In our study, the association between serum 25(OH)D and the prevalence of asthma, emphysema, and chronic bronchitis was not statistically significant in both unadjusted and multivariate-adjusted models. However, there was a trend toward decrease in the prevalence of asthma as the serum 25(OH)D concentrations increase. Studies relating vitamin D with asthma has yielded equivocal results. A cross-sectional study based on NHANES data found no association between low concentration of serum 25(OH)D and asthma42. Further, a recent study reported no effect of vitamin D supplementation in pregnant women on the prevalence of asthma and recurrent wheeze in their offspring43. A randomized control trial that was done in Saudi adults (n = 1,070) found that the association between 25(OH)D concentration and self-reported asthma was not statistically significant in age, gender, and BMI adjusted model.
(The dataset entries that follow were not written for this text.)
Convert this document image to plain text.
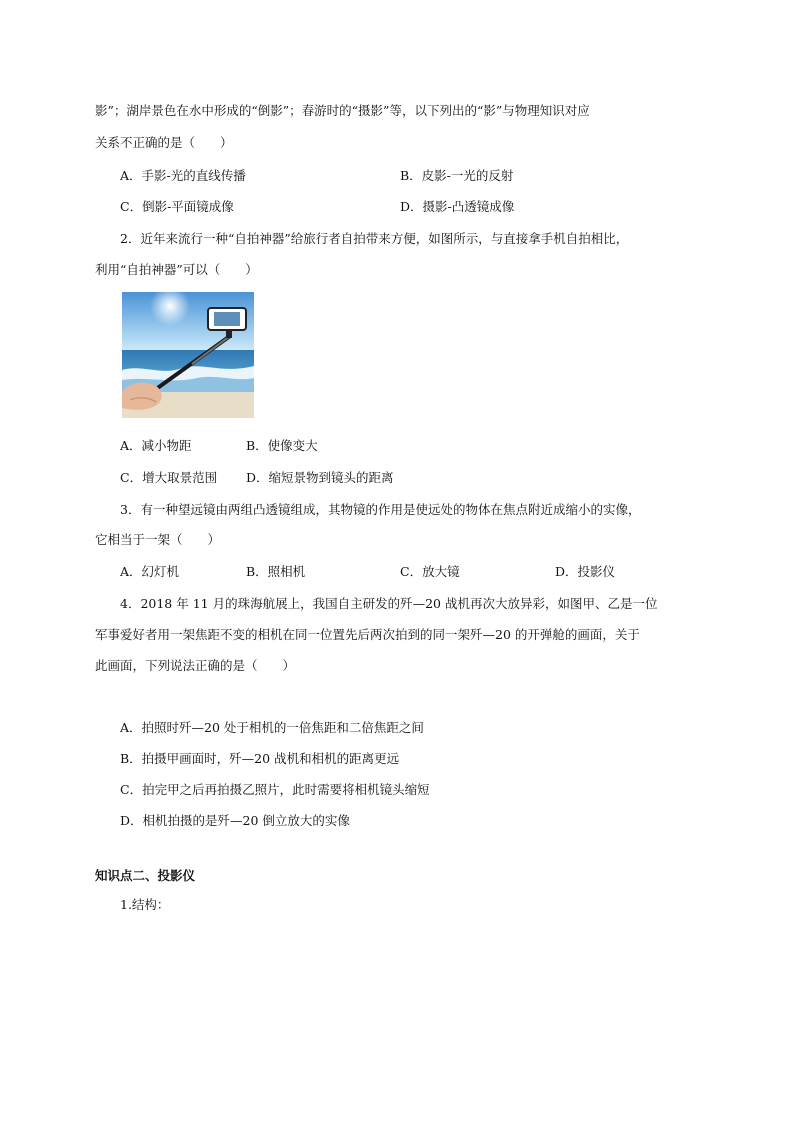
影”；湖岸景色在水中形成的“倒影”；春游时的“摄影”等，以下列出的“影”与物理知识对应
关系不正确的是（　　）
A．手影-光的直线传播	B．皮影-一光的反射
C．倒影-平面镜成像	D．摄影-凸透镜成像
2．近年来流行一种“自拍神器”给旅行者自拍带来方便，如图所示，与直接拿手机自拍相比，
利用“自拍神器”可以（　　）
A．减小物距	B．使像变大
C．增大取景范围 D．缩短景物到镜头的距离
3．有一种望远镜由两组凸透镜组成，其物镜的作用是使远处的物体在焦点附近成缩小的实像，
它相当于一架（　　）
A．幻灯机	B．照相机	C．放大镜	D．投影仪
4．2018 年 11 月的珠海航展上，我国自主研发的歼—20 战机再次大放异彩，如图甲、乙是一位
军事爱好者用一架焦距不变的相机在同一位置先后两次拍到的同一架歼—20 的开弹舱的画面，关于
此画面，下列说法正确的是（　　）
A．拍照时歼—20 处于相机的一倍焦距和二倍焦距之间
B．拍摄甲画面时，歼—20 战机和相机的距离更远
C．拍完甲之后再拍摄乙照片，此时需要将相机镜头缩短
D．相机拍摄的是歼—20 倒立放大的实像
知识点二、投影仪
1.结构：
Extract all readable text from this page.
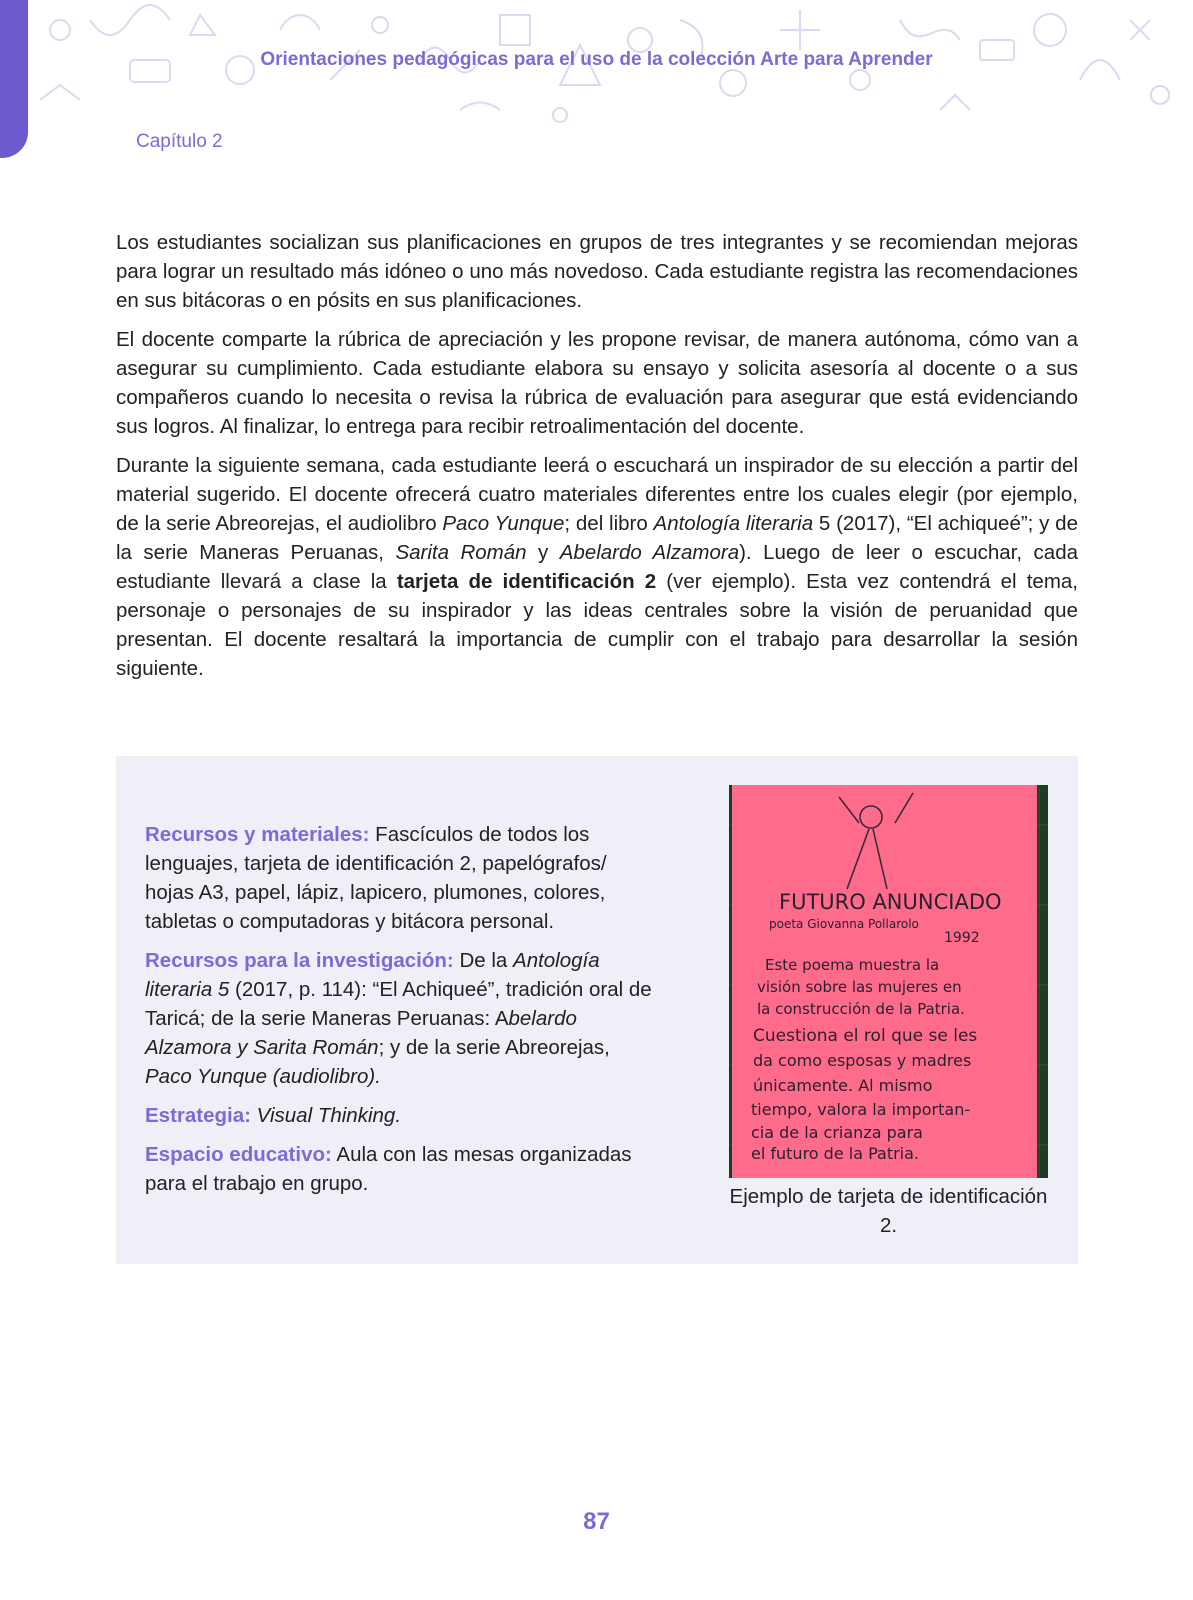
Orientaciones pedagógicas para el uso de la colección Arte para Aprender
Capítulo 2

Los estudiantes socializan sus planificaciones en grupos de tres integrantes y se recomiendan mejoras para lograr un resultado más idóneo o uno más novedoso. Cada estudiante registra las recomendaciones en sus bitácoras o en pósits en sus planificaciones.

El docente comparte la rúbrica de apreciación y les propone revisar, de manera autónoma, cómo van a asegurar su cumplimiento. Cada estudiante elabora su ensayo y solicita asesoría al docente o a sus compañeros cuando lo necesita o revisa la rúbrica de evaluación para asegurar que está evidenciando sus logros. Al finalizar, lo entrega para recibir retroalimentación del docente.

Durante la siguiente semana, cada estudiante leerá o escuchará un inspirador de su elección a partir del material sugerido. El docente ofrecerá cuatro materiales diferentes entre los cuales elegir (por ejemplo, de la serie Abreorejas, el audiolibro Paco Yunque; del libro Antología literaria 5 (2017), “El achiqueé”; y de la serie Maneras Peruanas, Sarita Román y Abelardo Alzamora). Luego de leer o escuchar, cada estudiante llevará a clase la tarjeta de identificación 2 (ver ejemplo). Esta vez contendrá el tema, personaje o personajes de su inspirador y las ideas centrales sobre la visión de peruanidad que presentan. El docente resaltará la importancia de cumplir con el trabajo para desarrollar la sesión siguiente.

Recursos y materiales: Fascículos de todos los lenguajes, tarjeta de identificación 2, papelógrafos/ hojas A3, papel, lápiz, lapicero, plumones, colores, tabletas o computadoras y bitácora personal.

Recursos para la investigación: De la Antología literaria 5 (2017, p. 114): “El Achiqueé”, tradición oral de Taricá; de la serie Maneras Peruanas: Abelardo Alzamora y Sarita Román; y de la serie Abreorejas, Paco Yunque (audiolibro).

Estrategia: Visual Thinking.

Espacio educativo: Aula con las mesas organizadas para el trabajo en grupo.

FUTURO ANUNCIADO
poeta Giovanna Pollarolo
1992
Este poema muestra la
visión sobre las mujeres en
la construcción de la Patria.
Cuestiona el rol que se les
da como esposas y madres
únicamente. Al mismo
tiempo, valora la importan-
cia de la crianza para
el futuro de la Patria.
Ejemplo de tarjeta de identificación 2.
87
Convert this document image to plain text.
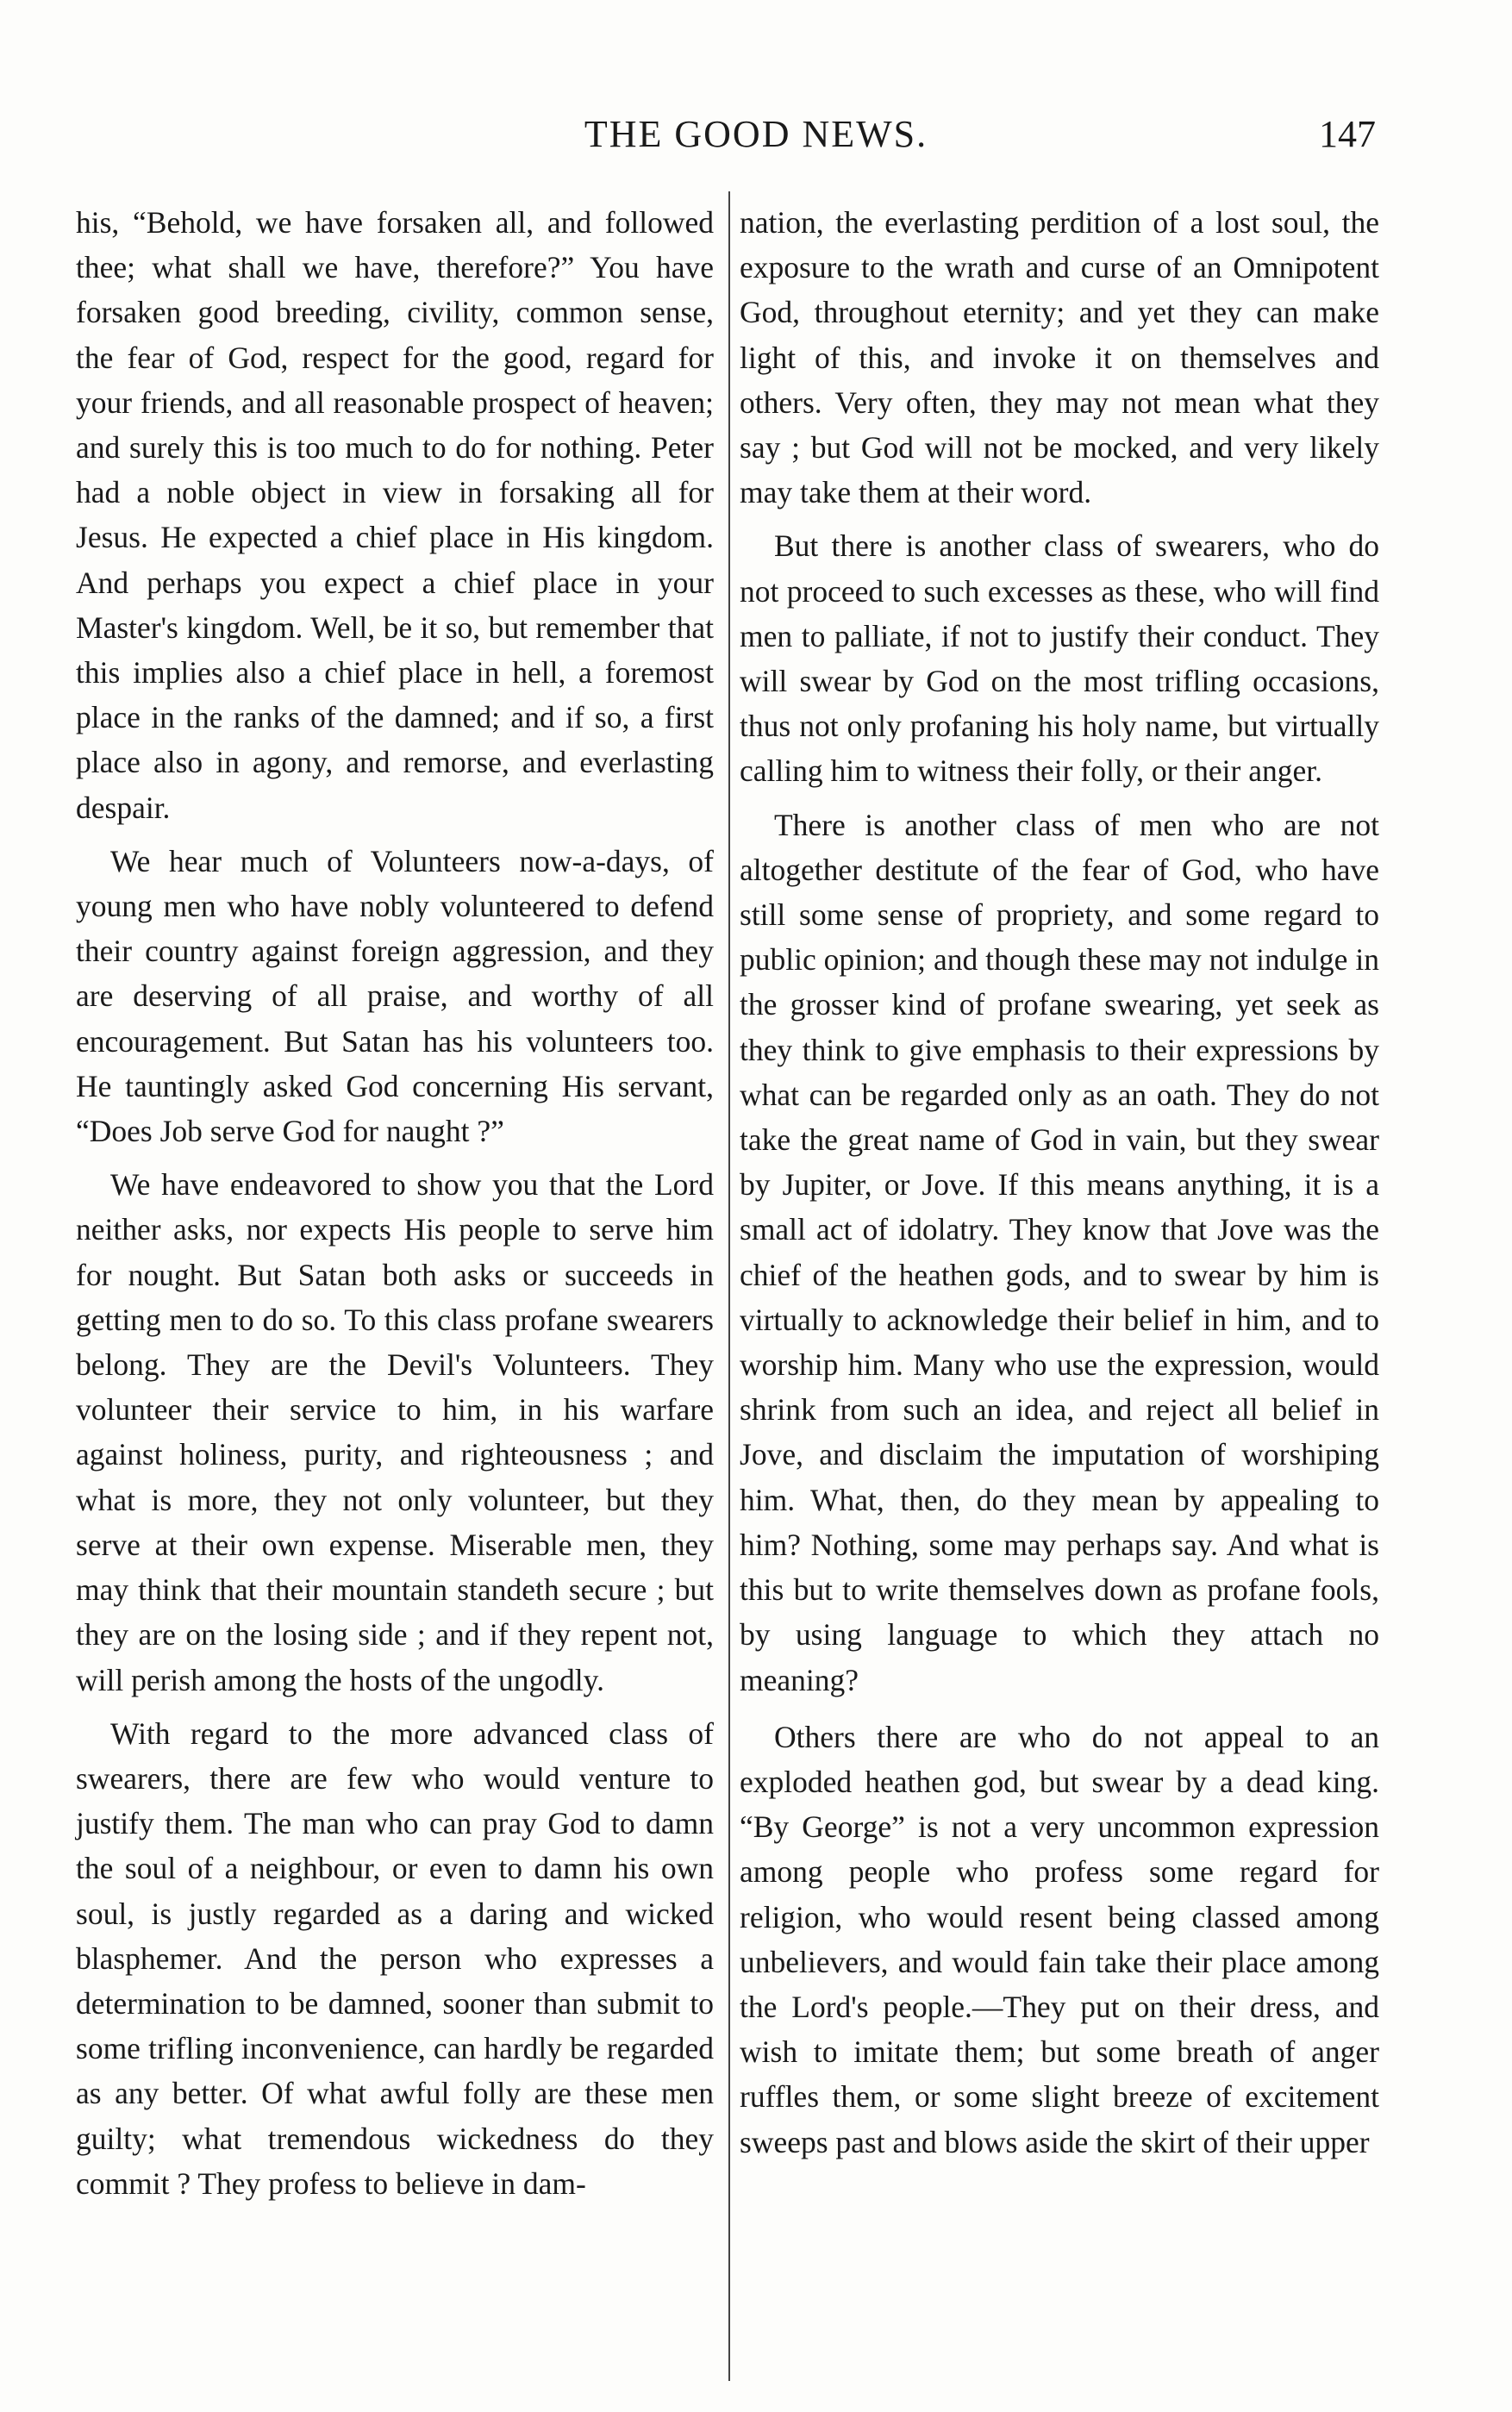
THE GOOD NEWS.	147

his, “Behold, we have forsaken all, and followed thee; what shall we have, therefore?” You have forsaken good breeding, civility, common sense, the fear of God, respect for the good, regard for your friends, and all reasonable prospect of heaven; and surely this is too much to do for nothing. Peter had a noble object in view in forsaking all for Jesus. He expected a chief place in His kingdom. And perhaps you expect a chief place in your Master's kingdom. Well, be it so, but remember that this implies also a chief place in hell, a foremost place in the ranks of the damned; and if so, a first place also in agony, and remorse, and everlasting despair.

We hear much of Volunteers now-a-days, of young men who have nobly volunteered to defend their country against foreign aggression, and they are deserving of all praise, and worthy of all encouragement. But Satan has his volunteers too. He tauntingly asked God concerning His servant, “Does Job serve God for naught ?”

We have endeavored to show you that the Lord neither asks, nor expects His people to serve him for nought. But Satan both asks or succeeds in getting men to do so. To this class profane swearers belong. They are the Devil's Volunteers. They volunteer their service to him, in his warfare against holiness, purity, and righteousness ; and what is more, they not only volunteer, but they serve at their own expense. Miserable men, they may think that their mountain standeth secure ; but they are on the losing side ; and if they repent not, will perish among the hosts of the ungodly.

With regard to the more advanced class of swearers, there are few who would venture to justify them. The man who can pray God to damn the soul of a neighbour, or even to damn his own soul, is justly regarded as a daring and wicked blasphemer. And the person who expresses a determination to be damned, sooner than submit to some trifling inconvenience, can hardly be regarded as any better. Of what awful folly are these men guilty; what tremendous wickedness do they commit ? They profess to believe in dam-

nation, the everlasting perdition of a lost soul, the exposure to the wrath and curse of an Omnipotent God, throughout eternity; and yet they can make light of this, and invoke it on themselves and others. Very often, they may not mean what they say ; but God will not be mocked, and very likely may take them at their word.

But there is another class of swearers, who do not proceed to such excesses as these, who will find men to palliate, if not to justify their conduct. They will swear by God on the most trifling occasions, thus not only profaning his holy name, but virtually calling him to witness their folly, or their anger.

There is another class of men who are not altogether destitute of the fear of God, who have still some sense of propriety, and some regard to public opinion; and though these may not indulge in the grosser kind of profane swearing, yet seek as they think to give emphasis to their expressions by what can be regarded only as an oath. They do not take the great name of God in vain, but they swear by Jupiter, or Jove. If this means anything, it is a small act of idolatry. They know that Jove was the chief of the heathen gods, and to swear by him is virtually to acknowledge their belief in him, and to worship him. Many who use the expression, would shrink from such an idea, and reject all belief in Jove, and disclaim the imputation of worshiping him. What, then, do they mean by appealing to him? Nothing, some may perhaps say. And what is this but to write themselves down as profane fools, by using language to which they attach no meaning?

Others there are who do not appeal to an exploded heathen god, but swear by a dead king. “By George” is not a very uncommon expression among people who profess some regard for religion, who would resent being classed among unbelievers, and would fain take their place among the Lord's people.—They put on their dress, and wish to imitate them; but some breath of anger ruffles them, or some slight breeze of excitement sweeps past and blows aside the skirt of their upper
The study also found that the percentage of participants with vitamin D deficiency was slightly higher in people with asthma compared to the control group44. On the other hand, a study found an association between serum 25(OH)D and incidence of asthma. The risk of asthma was significantly increased with each 25 nmol/L reduction of serum 25(OH)D45. Some studies showed a relationship between serum 25(OH)D concentration and asthmatic exacerbation. Vitamin D deficient patients tend to have an increase in the frequency of asthma exacerbation and vitamin D supplementation was shown to be effective in reducing asthma exacerbation27,46,47. Limited evidence from randomized controlled studies suggested that in current and former smokers supplementation of vitamin D improved lung function and reduced the risk of asthma48.The discrepancy between our study and other studies may be due to sample size and the confounding variables used in the multivariate adjusted analysis. Although serum 25(OH)D concentrations are associated with improved lung function markers, it may not have stronger effect to make an impact on the lung disease prevalence.

Due to the cross-sectional nature of this study, the cause and effect relationship is not possible. The disease diagnosis was self-reported by participants, so the diagnosis of lung diseases may have been under reported. Because this study was based on nationally representative sample survey, results can be applied to US population at large. In conclusion, serum 25(OH)D was directly associated with lung function markers (FVC and FEV1) in US adults. Also, in a separate analysis, a similar association was confirmed between serum 25(OH)D concentration and lung function markers in smokers and non-smokers and in men and women. However, serum 25(OH)D was not significantly associated with the prevalence of asthma, emphysema, and chronic bronchitis. Adequately powered, randomized controlled studies are needed to examine if vitamin D supplementation would improve lung function markers in general population and specifically in smokers with compromised lung function.